Outro ponto que merece elogios é a atuação de Denis Podalydès como o protagonista. Ele está brilhante no papel do professor enérgico, ranzinza, intolerante e patético. O elenco formado essencialmente por jovens não atrapalha em nada a fluidez do filme.
Algo que precisa ser comentado aqui é o quanto a realidade da escola pública do subúrbio francês é infinitamente melhor do que a realidade da maioria das escolas brasileiras. A violência, o inconformismo e a agressividade dos adolescentes europeus parece coisa de criança quando comparados à nossa realidade. A infraestrutura local, apesar de parecer precária aos olhos dos europeus, é algo admirada pelos professores brasileiros que convivem diariamente com o abandono das escolas públicas nacionais. Assim, o choque de realidade sofrido pelo personagem principal ao chegar à nova escola não é tão acentuado na ótica dos espectadores brasileiros.
Gostei também do recurso criado pelo roteirista para mostrar a passagem do tempo na trama. Eventos sequências específicos (irmã vai viajar por dois meses/ela volta de viagem) e datas marcantes do calendário (Natal, mudanças das estações do ano, férias de verão) são incorporadas à história exclusivamente para indicar a passagem do tempo. Apesar de ser algo simples, Olivier Ayache-Vidal trabalhou muito bem esses elementos em sua narrativa. A trilha sonora também é muito boa.
Para quem trabalha com educação, seja como pedagogo, licenciado, professor ou administrador, poder ver na prática o choque de mentalidade entre as metodologias convencionais e as novas do processo de ensino-aprendizado é muito legal. O professor Foucaut, por exemplo, vai pouco a pouco mudando suas crenças e seus métodos de trabalho durante o filme. Não são apenas os alunos que se transformam ao longo da história.

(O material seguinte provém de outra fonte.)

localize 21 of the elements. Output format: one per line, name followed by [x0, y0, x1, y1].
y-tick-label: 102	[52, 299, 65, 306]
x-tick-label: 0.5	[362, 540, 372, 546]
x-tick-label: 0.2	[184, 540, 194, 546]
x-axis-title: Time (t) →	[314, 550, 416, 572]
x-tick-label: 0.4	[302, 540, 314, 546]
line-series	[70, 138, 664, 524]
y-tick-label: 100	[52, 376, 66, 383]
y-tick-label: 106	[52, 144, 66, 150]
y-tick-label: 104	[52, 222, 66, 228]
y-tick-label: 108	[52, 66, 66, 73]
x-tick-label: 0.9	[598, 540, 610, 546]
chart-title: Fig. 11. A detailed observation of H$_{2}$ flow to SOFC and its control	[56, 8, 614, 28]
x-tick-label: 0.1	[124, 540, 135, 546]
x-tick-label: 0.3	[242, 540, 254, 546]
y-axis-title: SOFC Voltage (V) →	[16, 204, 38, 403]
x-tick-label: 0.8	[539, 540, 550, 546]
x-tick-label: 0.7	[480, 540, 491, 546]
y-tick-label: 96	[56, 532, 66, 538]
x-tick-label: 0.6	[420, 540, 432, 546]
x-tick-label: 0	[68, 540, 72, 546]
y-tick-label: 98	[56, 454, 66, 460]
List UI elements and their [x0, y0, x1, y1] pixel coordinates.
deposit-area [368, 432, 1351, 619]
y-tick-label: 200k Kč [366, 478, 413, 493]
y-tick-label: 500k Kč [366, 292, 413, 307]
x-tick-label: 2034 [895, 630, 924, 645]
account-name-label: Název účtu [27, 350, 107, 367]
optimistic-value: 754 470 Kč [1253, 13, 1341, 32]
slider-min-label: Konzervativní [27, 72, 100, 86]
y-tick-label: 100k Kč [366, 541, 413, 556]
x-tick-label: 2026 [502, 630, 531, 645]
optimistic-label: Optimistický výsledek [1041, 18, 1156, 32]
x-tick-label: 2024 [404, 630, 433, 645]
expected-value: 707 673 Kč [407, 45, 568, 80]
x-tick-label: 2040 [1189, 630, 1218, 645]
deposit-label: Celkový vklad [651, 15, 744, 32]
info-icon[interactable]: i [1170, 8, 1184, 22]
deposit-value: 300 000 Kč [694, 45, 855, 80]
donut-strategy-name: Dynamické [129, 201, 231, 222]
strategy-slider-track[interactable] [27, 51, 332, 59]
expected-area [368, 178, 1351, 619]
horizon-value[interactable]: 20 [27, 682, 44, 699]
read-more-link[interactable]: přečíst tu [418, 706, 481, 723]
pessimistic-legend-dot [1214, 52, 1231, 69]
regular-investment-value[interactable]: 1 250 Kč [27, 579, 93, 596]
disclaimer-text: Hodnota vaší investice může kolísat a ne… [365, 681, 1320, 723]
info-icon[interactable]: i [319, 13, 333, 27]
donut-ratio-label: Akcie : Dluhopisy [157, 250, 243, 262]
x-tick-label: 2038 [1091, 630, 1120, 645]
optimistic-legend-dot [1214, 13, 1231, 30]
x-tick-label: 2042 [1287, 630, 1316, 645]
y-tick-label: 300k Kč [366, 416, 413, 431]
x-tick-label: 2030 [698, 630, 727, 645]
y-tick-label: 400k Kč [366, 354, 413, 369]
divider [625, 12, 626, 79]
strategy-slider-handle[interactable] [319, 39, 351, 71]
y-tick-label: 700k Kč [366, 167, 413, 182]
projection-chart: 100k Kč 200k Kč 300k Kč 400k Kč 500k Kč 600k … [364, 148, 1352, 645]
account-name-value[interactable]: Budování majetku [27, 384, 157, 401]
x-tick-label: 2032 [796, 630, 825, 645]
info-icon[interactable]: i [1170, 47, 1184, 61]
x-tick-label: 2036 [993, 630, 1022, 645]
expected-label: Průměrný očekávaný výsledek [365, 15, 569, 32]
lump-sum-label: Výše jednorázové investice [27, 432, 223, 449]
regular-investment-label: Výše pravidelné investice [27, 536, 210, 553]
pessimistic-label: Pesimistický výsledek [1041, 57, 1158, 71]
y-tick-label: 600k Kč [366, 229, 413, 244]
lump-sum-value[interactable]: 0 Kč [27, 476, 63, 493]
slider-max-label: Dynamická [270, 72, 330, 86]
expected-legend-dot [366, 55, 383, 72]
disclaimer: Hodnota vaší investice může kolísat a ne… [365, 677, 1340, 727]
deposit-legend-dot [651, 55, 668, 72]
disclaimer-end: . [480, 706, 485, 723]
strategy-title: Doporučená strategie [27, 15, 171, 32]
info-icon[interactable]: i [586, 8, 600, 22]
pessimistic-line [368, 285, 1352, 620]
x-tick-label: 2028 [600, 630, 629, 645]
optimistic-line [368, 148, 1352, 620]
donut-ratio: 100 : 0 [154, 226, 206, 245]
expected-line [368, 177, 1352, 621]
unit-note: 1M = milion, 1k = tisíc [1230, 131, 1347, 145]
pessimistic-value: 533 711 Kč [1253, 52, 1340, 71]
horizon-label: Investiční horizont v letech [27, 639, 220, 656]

O professor também se torna um melhor docente ao procurar cativar os estudantes e ao se interessar por compreender a realidade objetiva de sua turma (ao invés de tentar impor-se através da ordem e da disciplina). Isso fica mais evidente no tipo de aula dada por ele e em sua relação com Seydou, o garoto-problema da escola. As aulas de Foucaut, pouca a pouco, deixam de ser expositivas para se tornarem atividades com metodologias ativas de ensino-aprendizado. A disputa de poder entre professor e Seydou se transforma em uma relação de amizade verdadeira entre a dupla.
O desfecho da história é do tipo aberto. O que acontece com o menino Seydou e com o professor François Foucault ao final do ano letivo retratado?! Na verdade, isso não importa. O que o filme tenta mostrar é o que aconteceu com essa dupla de personagens durante aquele ano letivo. Esse período teve a propriedade de mudá-los definitivamente. Gostei da conclusão final, apesar de ela não decretar objetivamente o que será do futuro da dupla de protagonistas.
"O Melhor Professor da Minha Vida" é um filme leve (apesar da temática pesada), muito engraçado (não é preciso comentar a ironia do nome da personagem principal, né?) e profundo. O longa-metragem tem a capacidade de discutir uma série de temas ligados à educação com uma singeleza que não torna sua narrativa entediante para as pessoas que não trabalham nessa área.